Fenomena banjir memberi pelajaran tentang dua hal, yaitu dari segi bahaya banjir yg nyatanya terus menjadi-jadi dan upaya mengurangi resiko bencana. Karena itu, sangat menarik konprensi pers (6/1/2022), di Istana Kepresiden Bogor, Presiden Joko Widodo mengumumkan pencabutan 2.708 izin pertambangan, 192 izin kehutanan, dan 137 izin perkebunan. Pencabutan dilakukan karena izin-izin itu tak dijalankan, tak produktif, dialihkan kepada pihak lain, serta tak sesuai dengan peruntukan dan peraturan layak diapresiasi. Kebijakan ini harus ditindaklanjuti, dievaluasi secara terus-menerus dan berkala agar tercapai tata kelola sumber daya alam dan lingkungan, sekaligus untuk mengatasi ketimpangan lahan di Indonesia.
Jika setiap musim hujan kebanjiran, itu pertanda daya dukung lingkungan yang merosot karena eksploitasi alam berlebih jadi faktor utama bencana, dan curah hujan hanyalah pemantiknya. Di sisi lain, hujan dan kekeringan kian ekstrem juga akibat ulah manusia yang sebagian disumbang pelepasan emisi gas rumah kaca (GRK) dari pembukaan hutan di seantero negeri dari Sumatera, Kalimantan hingga Papua. Hutan adat di Papua yang dibabat sebagian besar digunakan untuk perkebunan kelapa sawit, jagung, kawasan lumbung pangan (food estate) hingga bisnis hak pengusahaan hutan. Membuat derita warga karena msyarakat menggantungkan hidup dari hutan beserta keanekaragaman hayati didalamnya, kini terancam punah.

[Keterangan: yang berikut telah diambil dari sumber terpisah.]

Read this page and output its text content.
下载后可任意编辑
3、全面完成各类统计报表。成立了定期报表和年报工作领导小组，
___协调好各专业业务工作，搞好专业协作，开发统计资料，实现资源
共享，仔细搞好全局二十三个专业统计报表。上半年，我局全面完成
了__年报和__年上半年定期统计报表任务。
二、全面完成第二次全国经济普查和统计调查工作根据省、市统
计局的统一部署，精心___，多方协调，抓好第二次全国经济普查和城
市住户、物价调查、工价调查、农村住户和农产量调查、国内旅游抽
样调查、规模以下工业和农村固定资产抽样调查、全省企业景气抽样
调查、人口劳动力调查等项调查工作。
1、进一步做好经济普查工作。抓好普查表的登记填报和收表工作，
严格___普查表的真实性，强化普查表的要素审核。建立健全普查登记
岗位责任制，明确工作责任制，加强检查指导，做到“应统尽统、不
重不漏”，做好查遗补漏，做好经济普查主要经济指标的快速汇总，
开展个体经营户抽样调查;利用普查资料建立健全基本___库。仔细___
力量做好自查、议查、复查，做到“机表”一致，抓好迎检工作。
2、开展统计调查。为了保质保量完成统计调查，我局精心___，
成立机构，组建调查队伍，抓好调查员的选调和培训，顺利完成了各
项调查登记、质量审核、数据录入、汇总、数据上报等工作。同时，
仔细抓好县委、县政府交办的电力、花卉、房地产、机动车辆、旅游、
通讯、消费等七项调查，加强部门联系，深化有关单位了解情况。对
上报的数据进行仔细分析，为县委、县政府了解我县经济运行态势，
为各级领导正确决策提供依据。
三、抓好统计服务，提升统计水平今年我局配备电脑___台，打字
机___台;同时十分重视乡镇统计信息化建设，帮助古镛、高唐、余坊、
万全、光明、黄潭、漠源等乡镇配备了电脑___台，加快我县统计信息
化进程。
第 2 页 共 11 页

Masalah banjir adalah soal tata kelola, sebab, salah satu fungsi hutan adalah sebagai pengatur tata air sehingga sebagian air hujan yang turun akan terserap ke dalam tanah. Oleh karena itu, meski curah hujan tinggi, banjir tidak separah itu jika tutupan hujan masih bagus, DAS tidak rusak dan setia di jalan konservasi yaitu pelestarian dan perlindungan alam.
Setia di Jalan Konservasi
Konservasi sungai ibarat merawat ingatan kita akan kejayaan peradaban leluhur yang setia dalam menata sungainya, seperti terlihat pada kota-kota ternama di Nusantara. Sebut saja, kota Palembang dan Jambi pada Kerajaan Sriwijaya yang berada di sekitar Sungai Musi dan Sungai Batanghari serta Kerajaan Majapahit di Sungai Brantas sebagai lalu lintas utama antarkota, antar pulau pada masanya. Sementara di Kerajaan Pasundan, misalnya, banyak nama tempat yang diawali “ci” yang berasal kata dari “cai” atau Air. Menunjukkan narasi kejayaan Kerajaan Nusantara tidak bisa dipisahkan dengan sungainya.
Hidup selama berabad-abad dengan aliran sungai membuktikan kekuatannya setia menjaga alam. Dengan demikian, kita seolah menapaktilasi peradaban masa lalu untuk mengambil pelajaran bagi masa depan. Ternyata isu konservasi sungai tidak pernah basi. Sebab, mudah dipahami penyelamatan ekologis selalu mengusik dunia terhadap kemajuan-kemajuan modernitas.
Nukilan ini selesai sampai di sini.